Granted, some sophisticated systems do prompt you via text or some other more direct means than the Internet if you suddenly change your password and your confirmation e-mail address, which is good. But there’s still a lot of damage that can be done pretty quickly there, especially if the account is for your bank holdings or a particularly high-profile Twitter feed. Thus, the entire process of having Internet passwords becomes a quixotic paradox much like voting. The only time it really matters, it can’t possibly matter. Unless you have the most sophisticated memory for passwords ever.

But then I got a password for CounterWallet so I could hold MepCoin, as discussed in my weekly podcast‘s 131st episode. And that was just a string of random, unmemorizable consecutive words that I was told would never be retrievable ever again if lost, stolen, damaged, or forgotten.
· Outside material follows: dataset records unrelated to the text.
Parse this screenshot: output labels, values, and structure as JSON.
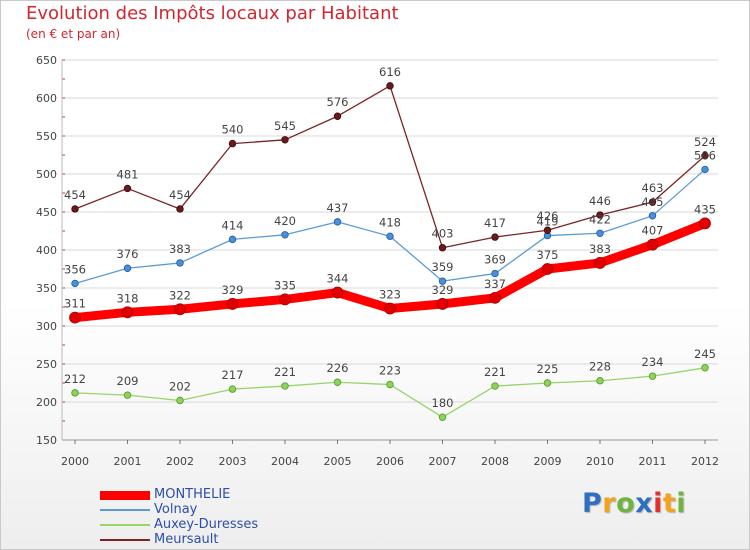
{
  "title": "Evolution des Impôts locaux par Habitant",
  "subtitle": "(en € et par an)",
  "logo": {
    "text": "Proxiti",
    "letter_colors": [
      "#2f6fc1",
      "#f2a31b",
      "#6fb43f",
      "#2f6fc1",
      "#e0312a",
      "#f2a31b",
      "#6fb43f"
    ]
  },
  "chart_data": {
    "type": "line",
    "title": "Evolution des Impôts locaux par Habitant",
    "subtitle": "(en € et par an)",
    "xlabel": "",
    "ylabel": "",
    "x": [
      "2000",
      "2001",
      "2002",
      "2003",
      "2004",
      "2005",
      "2006",
      "2007",
      "2008",
      "2009",
      "2010",
      "2011",
      "2012"
    ],
    "ylim": [
      150,
      650
    ],
    "yticks": [
      150,
      200,
      250,
      300,
      350,
      400,
      450,
      500,
      550,
      600,
      650
    ],
    "grid": "horizontal",
    "legend_position": "bottom-left",
    "series": [
      {
        "name": "MONTHELIE",
        "color": "#ff0000",
        "values": [
          311,
          318,
          322,
          329,
          335,
          344,
          323,
          329,
          337,
          375,
          383,
          407,
          435
        ]
      },
      {
        "name": "Volnay",
        "color": "#5b9bd5",
        "values": [
          356,
          376,
          383,
          414,
          420,
          437,
          418,
          359,
          369,
          419,
          422,
          445,
          506
        ]
      },
      {
        "name": "Auxey-Duresses",
        "color": "#99d36a",
        "values": [
          212,
          209,
          202,
          217,
          221,
          226,
          223,
          180,
          221,
          225,
          228,
          234,
          245
        ]
      },
      {
        "name": "Meursault",
        "color": "#7b2424",
        "values": [
          454,
          481,
          454,
          540,
          545,
          576,
          616,
          403,
          417,
          426,
          446,
          463,
          524
        ]
      }
    ]
  }
}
Which required that I write it down somewhere, which pretty much had to be somewhere electronic to be really permanent in any way, which makes it perfectly vulnerable to hacking. And while I may have a mere one million MepCoin attached to it (real world value: $0 at the moment), people use this to store things like BitCoin and DogeCoin and things that are theoretically supposed to supplant the mighty dollar someday. Which just mandated that I fall into a basic security trap that proves the totally illusory nature of security.

I am tempted here to pivot to a rant against privacy, but passwords may be the last bastion where privacy actually seems to serve a reasonable purpose. In that, without privacy of passwords at a minimum, all bank information for everyone would become public, and we can’t exactly just trust each other. This is the rare instance where a total symmetry of information rewards the worst actors, not the best, and that seems problematic. Yeah, maybe we shouldn’t have private property unequally held at all (told you I’d make Bernie Sanders blush), but we should probably at least have the right to correctly identify our electronic correspondence with others as actually being from us.

In the meantime, it’s pretty clear that our false sense of security is the biggest thing keeping us unsafe. It’s bad enough to torture our alleged enemies into hating us all the more (or for the first time). But to truly believe our own lies about this stuff is as bad as posting our eponymous file called passwords publicly for all to see. We’re just making total fools of ourselves, as anyone outside the self-delusional exceptionalism we embrace can plainly see.